Everyone has at least one horror story...
...but that fact is, most computers today are remarkably reliable.
In general, the only thing that's likely to make a computer crash spontaneously is a hardware malfunction. Anything with moving parts or with components that heat up when in use can (and eventually will) fail. For most of us, we've replaced the computer for other reasons long before that point of failure. Still, I've had an audio board go bad and have had hard drives crash; Dell performed flawlessly. One of the cameras on my iPhone lost the ability to focus; Apple couldn't have been better about it.
I suspect that many if not most of the problems that lead to a call to tech support result from software problems. Unlike cases where a computer has a piece of defective hardware and a problem is inevitable (and which usually shows up rather early in the computer's life), many software-related difficulties can be avoided, or at least corrected, without having to call for outside help.
First of all, be mindful of every occasion on which you install new software on your machine. By this I mean make sure your work is all saved and backed up, and, for good measure, if you're working in Windows, create a "restore" point before you make a major installation. (The system does this automatically most times, but I'd rather do it myself and be sure.) That way, if something goes wrong, you can usually undo the latest installation, and at least get back to where you started. (Read the Windows help entries for Restore.)
In the Windows control panel section there's a Add or Remove programs utility, plus there's a terrific uninstall utility called "Revo," which I heard about from Cnet, and which is even more thorough than the application that's native to Windows.
Learn how to force a program that freezes to quit. Each operating system has it's own procedure. Learn yours.
Only install one program at a time. This way, if something causes a crash, you won't have to guess which it was. If you've isolated the problem to something on the software side, consider calling (or e-mailing) the software folks. I've found most of them to be pretty good, even when I'm using a "free" edition.
Before you send out an SOS, be sure to re-boot your computer. Amazingly, that seems to solve many software-related problems. I've noticed that sometimes I need to go through two re-boot cycles before everything settles down. Make at least a mental note of how your computer boots
up normally. How long does it take, what steps does it go through, how long does
each of these take, etc.This way you can see whether it's acting more or less normally.
Whether your problem is hardware or software related, if you're going to call for support, try to jot down an account of exactly what you did before the problem arose, and what indications you got that there was a problem. (Jot it down so you won't forget during the long wait for a real person to answer, or in case you have to repeat the story to a more senior or specialized tech.)
If you're fortunate enough to get a well-trained service rep (and I've had great luck with Dell and Apple), make sure you understand the questions you're being asked and the steps you're being told to follow. I know that when I try to help friends, sometimes I'll say "push the so-and-so button and tell me what happens," to which I get the reply "nothing happened." Sometimes nothing really happens, but sometime the screen goes blank, it changes color, the keyboard freezes, or whatever.
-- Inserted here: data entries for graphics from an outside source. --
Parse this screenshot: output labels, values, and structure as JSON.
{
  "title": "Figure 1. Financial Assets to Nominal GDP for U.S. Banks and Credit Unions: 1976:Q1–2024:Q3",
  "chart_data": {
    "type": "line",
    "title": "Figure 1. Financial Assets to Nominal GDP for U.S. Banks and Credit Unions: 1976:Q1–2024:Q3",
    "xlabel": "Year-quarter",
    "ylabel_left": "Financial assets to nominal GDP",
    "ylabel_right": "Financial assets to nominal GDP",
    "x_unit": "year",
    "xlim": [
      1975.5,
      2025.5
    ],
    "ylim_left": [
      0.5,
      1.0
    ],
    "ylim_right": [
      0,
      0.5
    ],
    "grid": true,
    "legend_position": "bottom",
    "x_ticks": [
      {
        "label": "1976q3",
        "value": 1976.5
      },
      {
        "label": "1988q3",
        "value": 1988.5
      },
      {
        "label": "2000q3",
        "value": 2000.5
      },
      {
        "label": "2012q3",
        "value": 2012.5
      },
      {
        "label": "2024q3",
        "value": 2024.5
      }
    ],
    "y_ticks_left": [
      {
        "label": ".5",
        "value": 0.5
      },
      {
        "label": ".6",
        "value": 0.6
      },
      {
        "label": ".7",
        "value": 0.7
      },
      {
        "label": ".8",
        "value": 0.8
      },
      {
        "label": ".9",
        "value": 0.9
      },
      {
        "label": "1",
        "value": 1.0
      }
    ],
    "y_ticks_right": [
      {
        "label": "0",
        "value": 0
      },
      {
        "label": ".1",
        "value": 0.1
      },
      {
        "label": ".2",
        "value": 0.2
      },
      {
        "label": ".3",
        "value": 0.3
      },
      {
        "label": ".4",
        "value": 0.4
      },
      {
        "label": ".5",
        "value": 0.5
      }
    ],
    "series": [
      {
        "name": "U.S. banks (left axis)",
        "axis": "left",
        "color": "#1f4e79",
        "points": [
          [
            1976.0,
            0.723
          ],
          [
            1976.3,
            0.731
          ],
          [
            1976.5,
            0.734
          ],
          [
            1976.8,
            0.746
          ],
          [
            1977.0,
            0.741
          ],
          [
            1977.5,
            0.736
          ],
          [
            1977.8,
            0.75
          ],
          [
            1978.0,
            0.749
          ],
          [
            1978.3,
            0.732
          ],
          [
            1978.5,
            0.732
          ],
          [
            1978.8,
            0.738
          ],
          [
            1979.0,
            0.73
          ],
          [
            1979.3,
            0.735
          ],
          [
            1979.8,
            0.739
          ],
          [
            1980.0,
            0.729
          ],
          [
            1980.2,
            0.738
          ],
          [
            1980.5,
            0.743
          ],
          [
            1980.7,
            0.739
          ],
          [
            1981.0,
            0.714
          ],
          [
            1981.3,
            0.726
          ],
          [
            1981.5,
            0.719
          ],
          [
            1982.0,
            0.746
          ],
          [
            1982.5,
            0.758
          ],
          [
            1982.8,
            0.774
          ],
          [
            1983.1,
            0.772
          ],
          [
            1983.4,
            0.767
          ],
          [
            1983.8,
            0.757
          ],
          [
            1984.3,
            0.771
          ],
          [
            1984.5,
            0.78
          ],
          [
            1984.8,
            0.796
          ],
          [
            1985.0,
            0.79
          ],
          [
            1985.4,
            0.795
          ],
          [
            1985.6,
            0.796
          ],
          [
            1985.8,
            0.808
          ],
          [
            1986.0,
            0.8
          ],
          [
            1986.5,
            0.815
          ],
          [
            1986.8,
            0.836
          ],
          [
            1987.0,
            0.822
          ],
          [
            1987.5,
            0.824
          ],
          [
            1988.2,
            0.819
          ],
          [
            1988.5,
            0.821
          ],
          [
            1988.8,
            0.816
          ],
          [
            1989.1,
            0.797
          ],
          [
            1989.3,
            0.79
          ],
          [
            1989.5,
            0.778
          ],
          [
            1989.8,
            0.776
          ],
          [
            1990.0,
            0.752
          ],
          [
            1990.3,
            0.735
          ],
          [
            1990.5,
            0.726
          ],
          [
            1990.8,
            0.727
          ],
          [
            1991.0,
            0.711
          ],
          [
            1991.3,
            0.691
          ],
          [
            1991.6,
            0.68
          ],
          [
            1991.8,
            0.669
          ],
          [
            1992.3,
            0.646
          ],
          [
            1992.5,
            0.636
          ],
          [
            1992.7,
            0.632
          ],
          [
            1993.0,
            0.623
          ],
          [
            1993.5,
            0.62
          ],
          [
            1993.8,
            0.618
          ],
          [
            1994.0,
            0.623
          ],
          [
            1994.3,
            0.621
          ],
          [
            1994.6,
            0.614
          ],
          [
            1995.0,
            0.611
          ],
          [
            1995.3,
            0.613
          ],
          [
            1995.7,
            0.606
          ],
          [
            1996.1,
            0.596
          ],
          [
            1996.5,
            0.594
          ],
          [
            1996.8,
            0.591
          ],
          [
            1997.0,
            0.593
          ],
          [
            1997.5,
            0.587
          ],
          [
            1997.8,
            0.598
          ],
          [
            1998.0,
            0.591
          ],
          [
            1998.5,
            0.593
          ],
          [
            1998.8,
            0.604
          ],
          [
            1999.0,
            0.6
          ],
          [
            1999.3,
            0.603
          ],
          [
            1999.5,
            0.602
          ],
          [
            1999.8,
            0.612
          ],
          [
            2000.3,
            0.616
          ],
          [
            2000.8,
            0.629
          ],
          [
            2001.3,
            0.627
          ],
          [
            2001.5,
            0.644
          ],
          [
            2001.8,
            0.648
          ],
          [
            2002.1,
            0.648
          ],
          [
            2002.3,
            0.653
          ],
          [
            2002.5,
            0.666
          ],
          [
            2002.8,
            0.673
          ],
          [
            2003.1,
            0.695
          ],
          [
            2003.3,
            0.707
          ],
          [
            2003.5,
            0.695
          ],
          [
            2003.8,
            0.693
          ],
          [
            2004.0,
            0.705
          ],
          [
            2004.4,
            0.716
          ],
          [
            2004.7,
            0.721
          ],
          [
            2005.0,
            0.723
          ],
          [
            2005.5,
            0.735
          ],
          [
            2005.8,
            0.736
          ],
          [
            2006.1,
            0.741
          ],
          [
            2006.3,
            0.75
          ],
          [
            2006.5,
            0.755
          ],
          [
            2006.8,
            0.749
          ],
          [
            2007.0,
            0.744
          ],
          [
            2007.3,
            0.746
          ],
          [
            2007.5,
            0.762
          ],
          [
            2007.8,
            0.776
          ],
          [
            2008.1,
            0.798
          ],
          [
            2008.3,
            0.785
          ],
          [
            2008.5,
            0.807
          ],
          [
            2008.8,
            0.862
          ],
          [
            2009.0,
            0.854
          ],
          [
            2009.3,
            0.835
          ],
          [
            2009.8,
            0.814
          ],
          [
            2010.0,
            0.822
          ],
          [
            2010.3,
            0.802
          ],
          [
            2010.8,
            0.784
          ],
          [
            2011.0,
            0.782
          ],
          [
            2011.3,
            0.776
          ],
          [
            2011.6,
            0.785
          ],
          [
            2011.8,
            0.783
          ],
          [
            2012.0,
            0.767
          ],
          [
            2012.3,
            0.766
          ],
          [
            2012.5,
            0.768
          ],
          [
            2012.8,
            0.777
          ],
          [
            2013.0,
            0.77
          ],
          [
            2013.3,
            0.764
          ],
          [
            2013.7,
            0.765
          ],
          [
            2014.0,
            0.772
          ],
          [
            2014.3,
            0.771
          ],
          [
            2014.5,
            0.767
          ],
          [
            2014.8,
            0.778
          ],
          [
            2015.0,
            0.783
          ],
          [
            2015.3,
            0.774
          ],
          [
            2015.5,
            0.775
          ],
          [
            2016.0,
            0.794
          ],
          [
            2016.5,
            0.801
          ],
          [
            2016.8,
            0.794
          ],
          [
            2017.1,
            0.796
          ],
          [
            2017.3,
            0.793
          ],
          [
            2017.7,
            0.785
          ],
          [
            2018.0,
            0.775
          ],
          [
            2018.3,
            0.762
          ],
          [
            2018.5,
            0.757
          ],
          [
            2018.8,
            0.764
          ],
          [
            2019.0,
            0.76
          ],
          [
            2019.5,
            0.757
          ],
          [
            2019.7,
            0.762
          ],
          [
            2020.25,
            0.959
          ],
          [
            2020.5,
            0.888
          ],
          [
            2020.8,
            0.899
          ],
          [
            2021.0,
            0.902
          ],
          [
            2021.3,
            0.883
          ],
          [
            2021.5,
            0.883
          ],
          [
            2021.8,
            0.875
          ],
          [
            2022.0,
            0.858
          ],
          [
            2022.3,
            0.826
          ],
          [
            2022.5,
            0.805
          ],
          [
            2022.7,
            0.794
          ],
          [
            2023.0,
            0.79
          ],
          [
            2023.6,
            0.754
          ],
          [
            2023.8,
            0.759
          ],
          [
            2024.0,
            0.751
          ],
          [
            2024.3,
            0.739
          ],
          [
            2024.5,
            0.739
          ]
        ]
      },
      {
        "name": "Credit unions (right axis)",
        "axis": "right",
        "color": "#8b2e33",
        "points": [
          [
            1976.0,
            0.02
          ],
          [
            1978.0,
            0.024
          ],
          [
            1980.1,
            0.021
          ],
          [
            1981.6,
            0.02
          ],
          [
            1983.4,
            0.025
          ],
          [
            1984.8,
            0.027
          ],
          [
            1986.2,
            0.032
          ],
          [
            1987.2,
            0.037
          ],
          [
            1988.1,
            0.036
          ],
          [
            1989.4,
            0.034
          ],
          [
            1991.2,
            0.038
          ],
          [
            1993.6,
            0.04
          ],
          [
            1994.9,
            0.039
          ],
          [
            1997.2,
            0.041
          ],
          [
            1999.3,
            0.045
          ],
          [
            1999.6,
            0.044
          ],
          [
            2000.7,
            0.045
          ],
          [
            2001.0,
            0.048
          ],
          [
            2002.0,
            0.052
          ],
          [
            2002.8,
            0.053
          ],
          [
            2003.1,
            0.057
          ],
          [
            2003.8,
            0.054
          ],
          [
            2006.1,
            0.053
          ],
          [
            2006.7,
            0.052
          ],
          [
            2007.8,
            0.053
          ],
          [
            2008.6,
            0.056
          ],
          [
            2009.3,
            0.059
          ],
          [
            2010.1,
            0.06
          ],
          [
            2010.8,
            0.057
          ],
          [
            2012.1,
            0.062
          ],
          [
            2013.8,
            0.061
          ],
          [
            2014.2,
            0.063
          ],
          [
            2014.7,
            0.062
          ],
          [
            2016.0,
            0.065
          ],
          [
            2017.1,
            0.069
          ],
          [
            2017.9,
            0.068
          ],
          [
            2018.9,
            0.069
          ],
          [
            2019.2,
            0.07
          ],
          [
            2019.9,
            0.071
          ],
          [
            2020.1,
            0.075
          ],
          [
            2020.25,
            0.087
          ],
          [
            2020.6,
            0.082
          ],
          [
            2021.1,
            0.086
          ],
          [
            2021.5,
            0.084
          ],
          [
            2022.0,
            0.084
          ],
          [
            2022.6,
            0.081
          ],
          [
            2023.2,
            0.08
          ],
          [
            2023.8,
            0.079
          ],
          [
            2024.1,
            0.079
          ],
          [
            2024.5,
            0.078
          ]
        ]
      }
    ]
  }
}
Yes, the problem wasn't solved, but something happened, and every something can be a useful clue as to the underlying problem.
With e-mail responses, make sure the tech actually understood your problem. I think sometimes they just scan incoming help requests for key words and send back a pre-written script response based on that. If that helps, fine, but if it's clear that no one actually read your question, refrain from being nasty about it, and ask again. (It's amazing how something that seems so clear to you when you write it can be legitimately misinterpreted by someone else.)
In sum, the best way to deal with tech support is not to have to deal with them at all. If you do have to make the call (and save the fone number on a piece of paper somewhere; if it's only in the Contacts List on an inoperable computer it won't help you), try to use it as a lesson about some aspect of computer operations -- a lesson you might apply in the future to avoid having to make yet another call.